Muitas dessas atividades estão registradas em nossa plataforma, e podem ser visualizadas por este site, clicando aqui e pelos canais Instagram, Facebook, YouTube e LinkTree.
Apesar, no entanto, de todo o esforço feito por uma verdadeira Frente Ampla que se formou no Brasil, do qual ocandeeiro.org participou dentro de suas possibilidades, não se conseguiu que antes das eleições fosse superada a dramática situação que estávamos vivendo, e que já dava sinais de abrir espaço para enfrentamentos violentos, com o país dividido em dois: uma metade constituída pelos apoiadores do Presidente, nos quais tinha sido alimentado um sentimento de ódio pela outra metade, dos que desejavam seu afastamento do poder.

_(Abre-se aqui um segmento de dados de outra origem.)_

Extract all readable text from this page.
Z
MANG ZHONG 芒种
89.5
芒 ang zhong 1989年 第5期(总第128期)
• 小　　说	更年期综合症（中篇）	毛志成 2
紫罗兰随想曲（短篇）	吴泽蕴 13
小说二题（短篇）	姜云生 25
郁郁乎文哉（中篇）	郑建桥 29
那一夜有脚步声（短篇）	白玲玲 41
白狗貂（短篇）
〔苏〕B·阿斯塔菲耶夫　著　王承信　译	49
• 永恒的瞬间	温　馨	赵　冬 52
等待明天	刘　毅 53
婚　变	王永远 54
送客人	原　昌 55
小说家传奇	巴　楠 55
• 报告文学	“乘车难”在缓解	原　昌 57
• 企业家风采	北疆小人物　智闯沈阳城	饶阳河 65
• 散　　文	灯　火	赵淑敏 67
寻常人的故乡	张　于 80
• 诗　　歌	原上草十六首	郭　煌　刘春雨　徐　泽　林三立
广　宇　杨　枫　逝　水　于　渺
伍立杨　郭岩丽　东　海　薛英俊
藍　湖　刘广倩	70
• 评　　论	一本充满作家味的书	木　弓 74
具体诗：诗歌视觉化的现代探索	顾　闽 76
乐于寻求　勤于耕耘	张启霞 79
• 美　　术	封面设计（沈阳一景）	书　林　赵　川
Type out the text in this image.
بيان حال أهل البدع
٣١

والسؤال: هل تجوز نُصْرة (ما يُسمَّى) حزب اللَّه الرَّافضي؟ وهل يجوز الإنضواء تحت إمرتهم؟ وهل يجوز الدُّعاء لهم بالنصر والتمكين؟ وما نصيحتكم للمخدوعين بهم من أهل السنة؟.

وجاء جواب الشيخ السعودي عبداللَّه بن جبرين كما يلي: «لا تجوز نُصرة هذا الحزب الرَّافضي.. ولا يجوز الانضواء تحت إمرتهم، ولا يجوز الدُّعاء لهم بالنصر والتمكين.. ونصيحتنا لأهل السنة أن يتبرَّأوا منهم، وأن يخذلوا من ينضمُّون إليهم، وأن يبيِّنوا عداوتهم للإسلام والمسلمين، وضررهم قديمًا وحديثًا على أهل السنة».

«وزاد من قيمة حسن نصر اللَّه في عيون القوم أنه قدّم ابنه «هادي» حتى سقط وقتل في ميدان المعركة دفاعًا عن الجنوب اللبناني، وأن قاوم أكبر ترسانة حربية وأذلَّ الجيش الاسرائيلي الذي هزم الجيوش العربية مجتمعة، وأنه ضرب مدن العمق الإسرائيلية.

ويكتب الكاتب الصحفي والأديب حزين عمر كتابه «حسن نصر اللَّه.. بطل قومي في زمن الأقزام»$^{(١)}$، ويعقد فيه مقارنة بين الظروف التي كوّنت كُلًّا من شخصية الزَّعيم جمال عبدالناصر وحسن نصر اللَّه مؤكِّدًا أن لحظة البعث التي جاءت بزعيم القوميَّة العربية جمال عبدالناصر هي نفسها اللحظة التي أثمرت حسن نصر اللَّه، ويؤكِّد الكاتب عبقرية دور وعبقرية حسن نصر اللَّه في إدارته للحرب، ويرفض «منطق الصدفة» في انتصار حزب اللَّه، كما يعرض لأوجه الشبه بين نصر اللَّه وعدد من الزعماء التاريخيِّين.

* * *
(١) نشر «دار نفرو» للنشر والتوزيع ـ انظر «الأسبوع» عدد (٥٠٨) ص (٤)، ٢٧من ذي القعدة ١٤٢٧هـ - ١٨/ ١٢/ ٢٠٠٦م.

Essa ameaça era ainda mais grave porque o Presidente indesejado tinha facilitado a entrada de armamentos no país, legal e ilegalmente, com o que chegou a triplicar, em seu mandato, o número de armas em mãos de civis. E tinha estimulado a criação de “clubes de tiro”, para treinamento e guarda de estoques de armas e munições – ao largo do território nacional, mas especialmente nas regiões onde havia maiores disputas.
O afastamento que buscávamos só foi conseguido, finalmente, com as eleições de outubro de 2022 e a posse do novo Presidente em janeiro de 2023, apesar de todas as ameaças que foram feitas para o impedir. Houve inclusive uma tentativa desesperada de golpe de estado oito dias depois dessa posse, com a invasão e vandalização dos edifícios dos Três Poderes em Brasília, usando como carne de canhão milhares de apoiadores mais fanáticos do derrotado nas urnas.
Assim é que, ainda que possamos ser surpreendidos por novas tentativas de impor sua volta ao poder, nos vemos na possibilidade, enquanto organizações apoiadas na plataforma digital ocandeeiro.org, de voltar ao objetivo com que foi criada: o de “contribuir para o desenvolvimento da consciência política democrática da sociedade brasileira”.